Katastrofalna powódź sprzed 170 lat spustoszyła Śląsk. Wielka woda przyszła też w 1903 roku

Wielkie powodzie nawiedzały Śląsk z okrutną regularnością: 1854, 1880, 1883, 1891 i 1903. O tej pierwszej i ostatniej wiadomo sporo dzięki przekazom ówczesnych kronikarzy. Żywioł nie szczędził nikogo i niczego.

Powódź z 1854 r. zalała około 1600 km2 całego terenu Śląska i zniszczyła majątek o wartości 9 mln talarów. Dla porównania - spadek po Karolu Godulli, który odziedziczyła Joanna hrabina Schafffgotsch wyniósł 2 mln talarów.

Wielka powódź sprzed 170 lat na Śląsku

Cykl powodzi na Śląsku był czym oczywistym i naturalnym, pojawiającym się ponownie w 1880, 1883, 1891 i 1903 roku. O tych naturalnych zagrożeniach pamiętali starkowie, którzy przekazywali przepowiednie i zachowania natury na tym terenie młodszemu pokoleniowi.

Na terenach górzystych patronem chroniącym przed tego typu kataklizmami był święty Jan Nepomucen. Jego postać możemy zobaczyć do dziś na każdym newralgicznym terenie Śląska. Zwyczajowo umieszczano go w sąsiedztwie mostów, rzek, na Rynkach oraz w kapliczkach przydrożnych. W samej gminie Opole naliczyłem ponad 20 figur świętego.

W czasie powodzi sprzed 170 lat najbardziej ucierpiały śląskie miasta w ich dolnym biegu rzek. Ich łąki i pola przez tygodnie znajdowały się pod wodą w wyniku piętrzących się wód Odry. Od czasu tej katastrofy stworzono służby ostrzegawcze, które miały za zadanie ostrzegać ludność mieszkającą na terenach zalewowych wzdłuż rzeki. Zaś w samym mieście Nysa, zarówno na potrzeby wojskowe, jak i społeczne stworzono Batalion Pionierów (Saperów). W czasach pokoju mieli się zajmować pomocą ludziom na terenach zalanych.

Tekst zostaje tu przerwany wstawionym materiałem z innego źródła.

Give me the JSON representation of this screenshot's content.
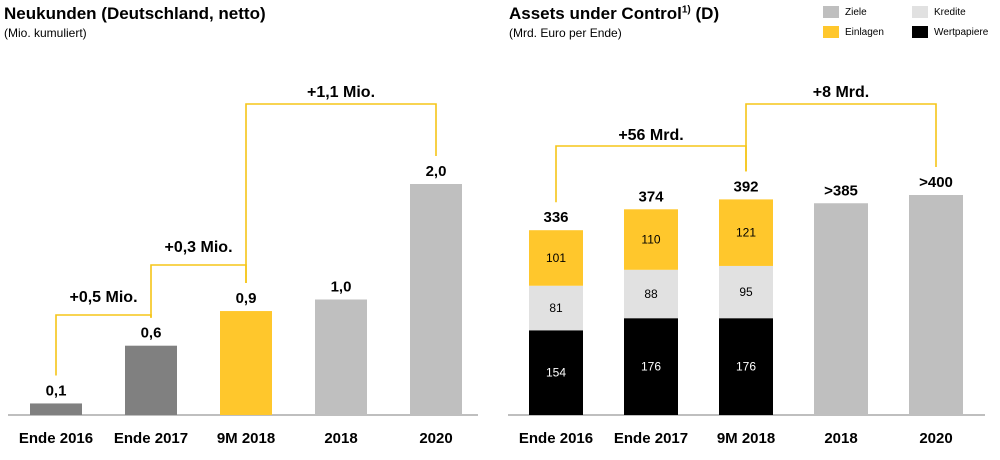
{
  "chart_data": [
    {
      "type": "bar",
      "title": "Neukunden (Deutschland, netto)",
      "subtitle": "(Mio. kumuliert)",
      "categories": [
        "Ende 2016",
        "Ende 2017",
        "9M 2018",
        "2018",
        "2020"
      ],
      "values": [
        0.1,
        0.6,
        0.9,
        1.0,
        2.0
      ],
      "value_labels": [
        "0,1",
        "0,6",
        "0,9",
        "1,0",
        "2,0"
      ],
      "bar_colors": [
        "#808080",
        "#808080",
        "#FFC72C",
        "#BFBFBF",
        "#BFBFBF"
      ],
      "ylim": [
        0,
        2.0
      ],
      "grid": false,
      "annotations": [
        {
          "from": "Ende 2016",
          "to": "Ende 2017",
          "text": "+0,5 Mio."
        },
        {
          "from": "Ende 2017",
          "to": "9M 2018",
          "text": "+0,3 Mio."
        },
        {
          "from": "9M 2018",
          "to": "2020",
          "text": "+1,1 Mio."
        }
      ]
    },
    {
      "type": "bar",
      "stacked": true,
      "title": "Assets under Control",
      "title_superscript": "1)",
      "title_suffix": "(D)",
      "subtitle": "(Mrd. Euro per Ende)",
      "categories": [
        "Ende 2016",
        "Ende 2017",
        "9M 2018",
        "2018",
        "2020"
      ],
      "series": [
        {
          "name": "Wertpapiere",
          "color": "#000000",
          "text_color": "#FFFFFF",
          "values": [
            154,
            176,
            176,
            null,
            null
          ]
        },
        {
          "name": "Kredite",
          "color": "#E1E1E1",
          "text_color": "#000000",
          "values": [
            81,
            88,
            95,
            null,
            null
          ]
        },
        {
          "name": "Einlagen",
          "color": "#FFC72C",
          "text_color": "#000000",
          "values": [
            101,
            110,
            121,
            null,
            null
          ]
        },
        {
          "name": "Ziele",
          "color": "#BFBFBF",
          "text_color": "#000000",
          "values": [
            null,
            null,
            null,
            385,
            400
          ]
        }
      ],
      "totals": [
        "336",
        "374",
        "392",
        ">385",
        ">400"
      ],
      "ylim": [
        0,
        400
      ],
      "grid": false,
      "legend": {
        "placement": "top-right",
        "items": [
          {
            "name": "Ziele",
            "color": "#BFBFBF"
          },
          {
            "name": "Kredite",
            "color": "#E1E1E1"
          },
          {
            "name": "Einlagen",
            "color": "#FFC72C"
          },
          {
            "name": "Wertpapiere",
            "color": "#000000"
          }
        ]
      },
      "annotations": [
        {
          "from": "Ende 2016",
          "to": "9M 2018",
          "text": "+56 Mrd."
        },
        {
          "from": "9M 2018",
          "to": "2020",
          "text": "+8 Mrd."
        }
      ]
    }
  ]
}
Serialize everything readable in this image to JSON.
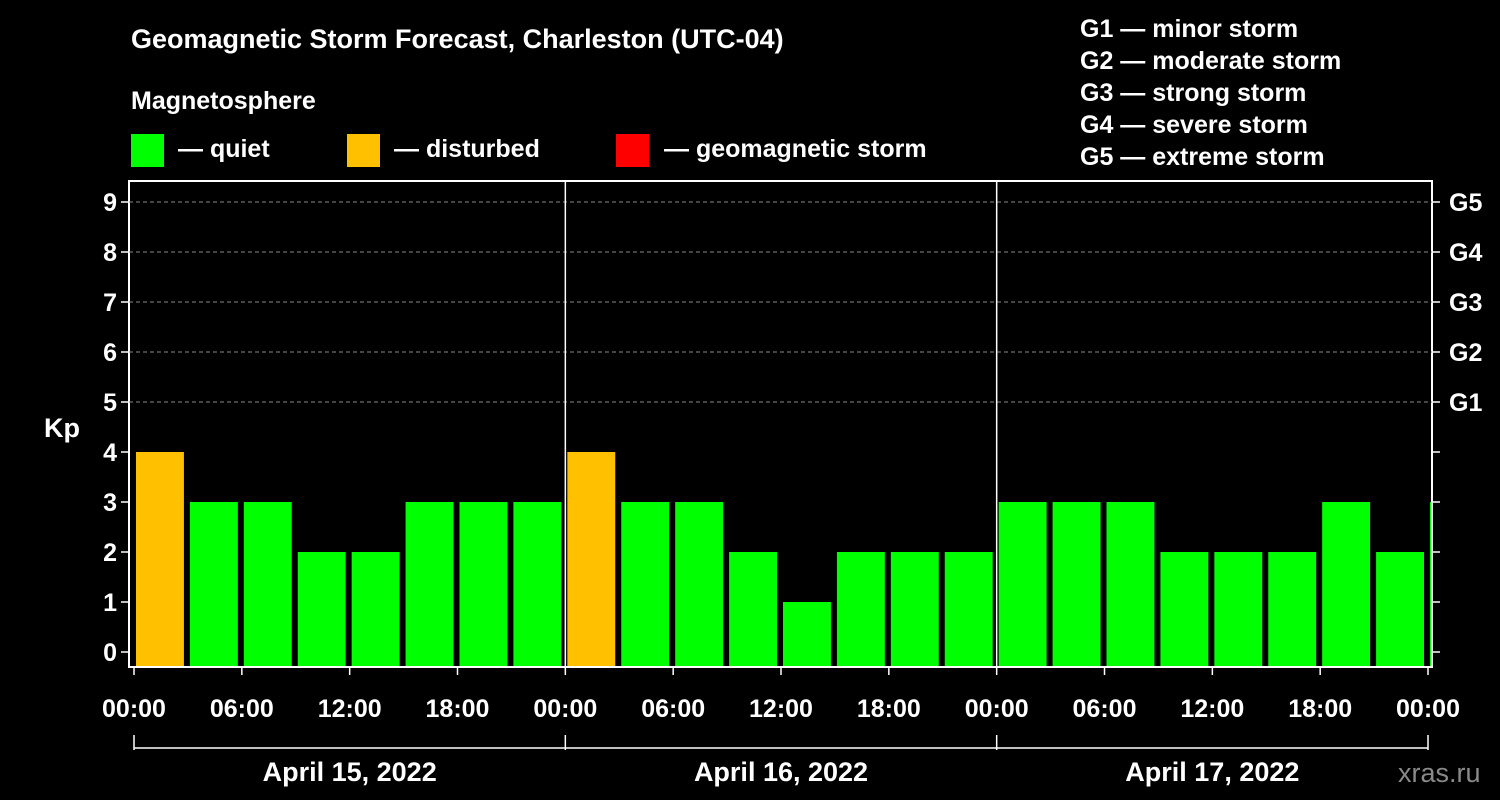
{
  "title": "Geomagnetic Storm Forecast, Charleston (UTC-04)",
  "magnetosphere_label": "Magnetosphere",
  "legend": [
    {
      "label": "— quiet",
      "color": "#00ff00"
    },
    {
      "label": "— disturbed",
      "color": "#ffc000"
    },
    {
      "label": "— geomagnetic storm",
      "color": "#ff0000"
    }
  ],
  "storm_levels": [
    "G1 — minor storm",
    "G2 — moderate storm",
    "G3 — strong storm",
    "G4 — severe storm",
    "G5 — extreme storm"
  ],
  "watermark": "xras.ru",
  "chart_data": {
    "type": "bar",
    "ylabel": "Kp",
    "ylim": [
      0,
      9
    ],
    "yticks": [
      0,
      1,
      2,
      3,
      4,
      5,
      6,
      7,
      8,
      9
    ],
    "right_ticks": [
      {
        "value": 5,
        "label": "G1"
      },
      {
        "value": 6,
        "label": "G2"
      },
      {
        "value": 7,
        "label": "G3"
      },
      {
        "value": 8,
        "label": "G4"
      },
      {
        "value": 9,
        "label": "G5"
      }
    ],
    "xtick_labels": [
      "00:00",
      "06:00",
      "12:00",
      "18:00",
      "00:00",
      "06:00",
      "12:00",
      "18:00",
      "00:00",
      "06:00",
      "12:00",
      "18:00",
      "00:00"
    ],
    "days": [
      "April 15, 2022",
      "April 16, 2022",
      "April 17, 2022"
    ],
    "bar_start_hours": [
      0,
      3,
      6,
      9,
      12,
      15,
      18,
      21,
      24,
      27,
      30,
      33,
      36,
      39,
      42,
      45,
      48,
      51,
      54,
      57,
      60,
      63,
      66,
      69,
      72
    ],
    "values": [
      4,
      3,
      3,
      2,
      2,
      3,
      3,
      3,
      4,
      3,
      3,
      2,
      1,
      2,
      2,
      2,
      3,
      3,
      3,
      2,
      2,
      2,
      3,
      2,
      3
    ],
    "status_colors": {
      "quiet": "#00ff00",
      "disturbed": "#ffc000",
      "storm": "#ff0000"
    },
    "grid": true
  }
}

Gazeta z 1903 roku ze zdjęciem z Głuchołaz
Gazeta z 1903 roku ze zdjęciem z Głuchołaz

Krajobraz zalanego Śląska

9 lipca 1903 roku przez trzy dni na tereny górskie spadły tak ogromne ilości deszczu, że najmniejsze strumyki zamieniły się w rwące potoki i rzeki, co spowodowało podtopienia. Doliny zostały zalane. Moc natury była tak niszczycielska, że woda zmywała domy, burzyła mosty oraz zamulała hektary żyznych pól i łąk. Linie kolejowe, drogi i ścieżki w tej części Śląska zostały tak bardzo zniszczone, że ruch został wstrzymany na kilka dni.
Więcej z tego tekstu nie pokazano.